These are the top five adult jokes for last year

Number 5.

A man bumps into a Woman in a hotel lobby and as he does, his elbow goes
into her breast. They are both quite startled. The man turns to her and
says

"Ma'am, if your heart is as soft as your breast, I know you'll forgive
me."

She replies, "If your Richard is as hard as your elbow, I'm in room 221."

*******************************************************
Number 4.

A businessman boards a flight and is seated next to a gorgeous woman. He
notices she is reading a manual about sexual statistics.

He asks her about it and she replies, "This is a very interesting book.
It
says that American Indians have the longest penises
and Greek men are the best in bed. By the way, my name is Jill. What's
yours?"

"Tonto Papadopoulos, nice to meet you."

*******************************************************
Number 3.

One night, as a couple lays down for bed, the husband starts rubbing his
wife's arm.

The wife turns over and says "I'm sorry honey, I've got a gynaecologist
appointment tomorrow and I want to stay fresh."

The husband, rejected, turns over.
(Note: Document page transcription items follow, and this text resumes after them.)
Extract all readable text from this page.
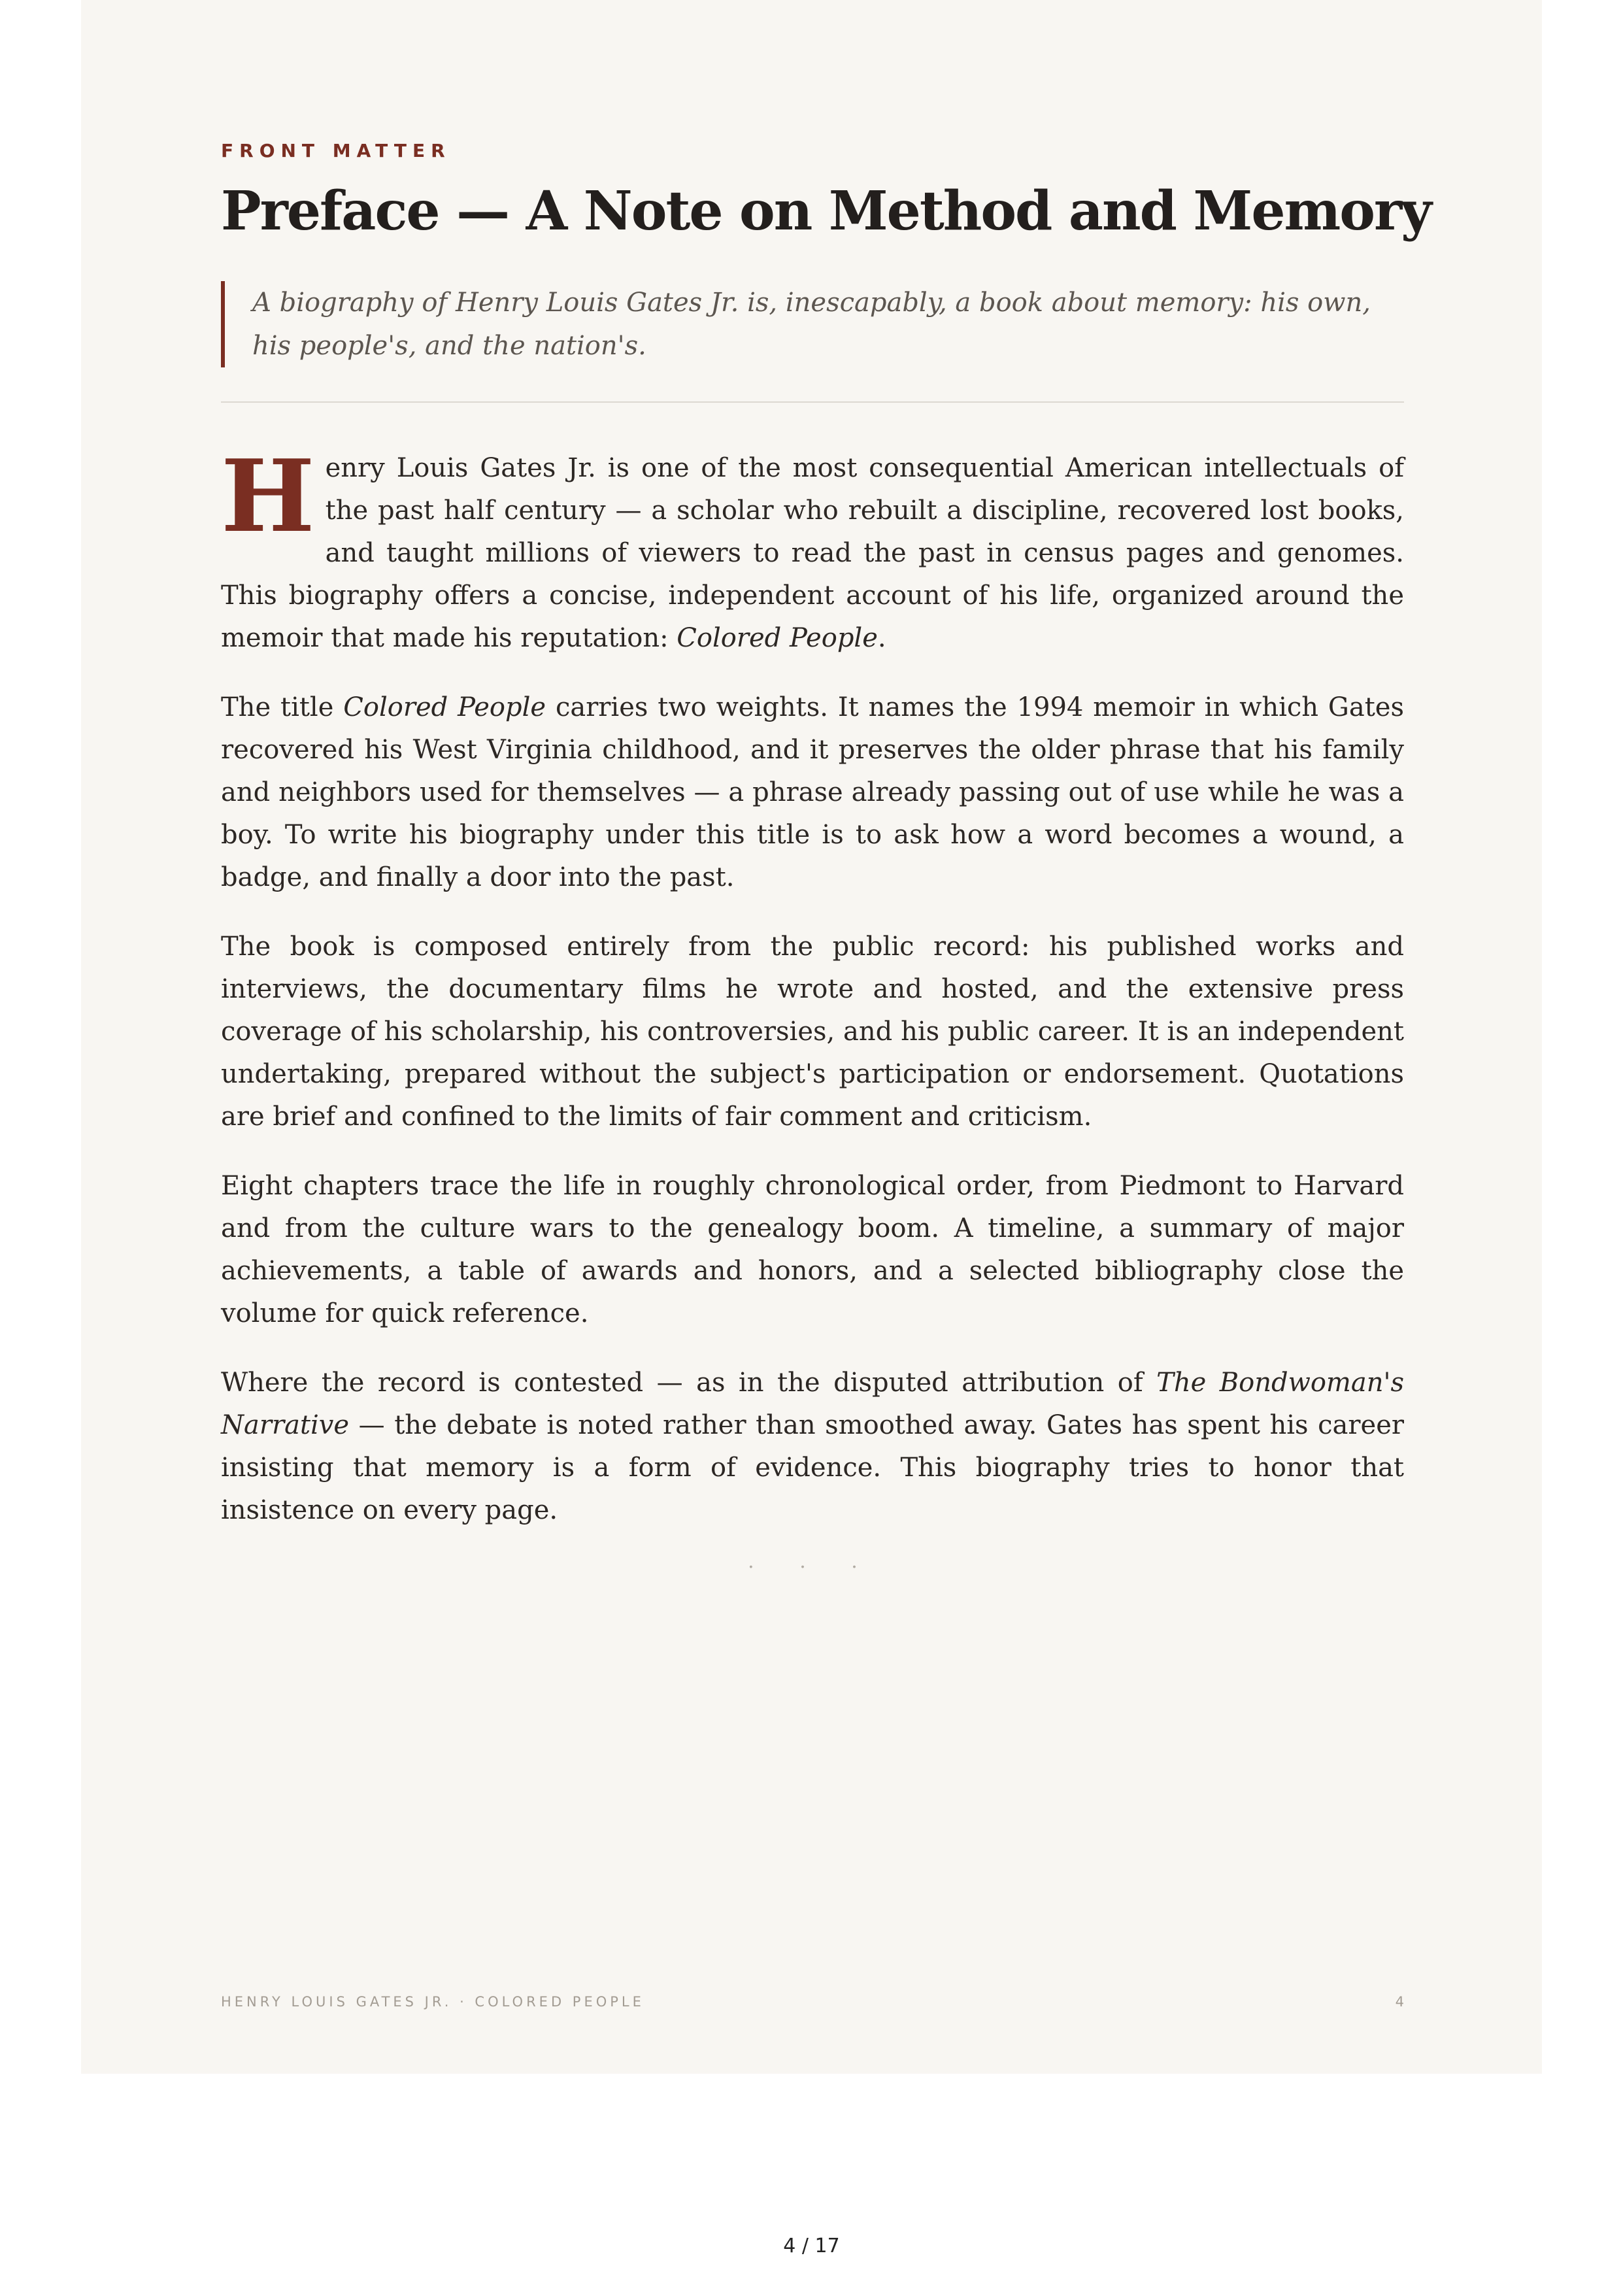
FRONT MATTER
Preface — A Note on Method and Memory
A biography of Henry Louis Gates Jr. is, inescapably, a book about memory: his own, his people's, and the nation's.

Henry Louis Gates Jr. is one of the most consequential American intellectuals of the past half century — a scholar who rebuilt a discipline, recovered lost books, and taught millions of viewers to read the past in census pages and genomes. This biography offers a concise, independent account of his life, organized around the memoir that made his reputation: Colored People.

The title Colored People carries two weights. It names the 1994 memoir in which Gates recovered his West Virginia childhood, and it preserves the older phrase that his family and neighbors used for themselves — a phrase already passing out of use while he was a boy. To write his biography under this title is to ask how a word becomes a wound, a badge, and finally a door into the past.

The book is composed entirely from the public record: his published works and interviews, the documentary films he wrote and hosted, and the extensive press coverage of his scholarship, his controversies, and his public career. It is an independent undertaking, prepared without the subject's participation or endorsement. Quotations are brief and confined to the limits of fair comment and criticism.

Eight chapters trace the life in roughly chronological order, from Piedmont to Harvard and from the culture wars to the genealogy boom. A timeline, a summary of major achievements, a table of awards and honors, and a selected bibliography close the volume for quick reference.

Where the record is contested — as in the disputed attribution of The Bondwoman's Narrative — the debate is noted rather than smoothed away. Gates has spent his career insisting that memory is a form of evidence. This biography tries to honor that insistence on every page.

· · ·
HENRY LOUIS GATES JR. · COLORED PEOPLE	4
4 / 17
A few minutes later, he rolls back over
and taps his wife again.

"Do you have a dentist appointment tomorrow too?"

*******************************************************
Number 2.

Bill worked in a pickle factory. He had been employed there for a number
of years when he came home one day to confess to his wife that he had
terrible
compulsion. He had an urge to stick his chipolata into the pickle slicer.

His wife suggested that he should see a sex therapist to talk about it, but
Bill said he would be too embarrassed. He vowed to overcome the compulsion
on
his own.

One day a few weeks later, Bill came home. His wife could see at once
that
something was seriously wrong.

. "What's wrong, Bill?" she asked.

"Do you remember that I told you how I had this tremendous urge to put my
chipolata into the pickle slicer?"

"Oh, Bill, you didn't."

"Yes, I did."

"My God, Bill, what happened?"

"I got fired."

"No, Bill. I mean, what happened with the pickle slicer?"

"Oh...she got fired too."

*******************************************************
Number 1.

A couple had been married for 50 years. They were sitting at the breakfast
table one morning when the wife says,

"Just think, fifty years ago we were sitting here at this breakfast table
together."

"I know," the old man said, "We were probably sitting here naked as
jaybirds fifty years ago."

"Well," Granny snickered, "Let's relive some old times."

Whereupon the two stripped to the buff and sat down at the table.

"You know, honey," the little old lady said breathlessly, "My nipples are
as hot for you today as they were fifty years ago."

"I wouldn't be surprised," replied Gramps. "One's in your coffee and the
other's in your oatmeal.
"Always do sober what you said you'd do drunk. That will teach you to keep your mouth shut."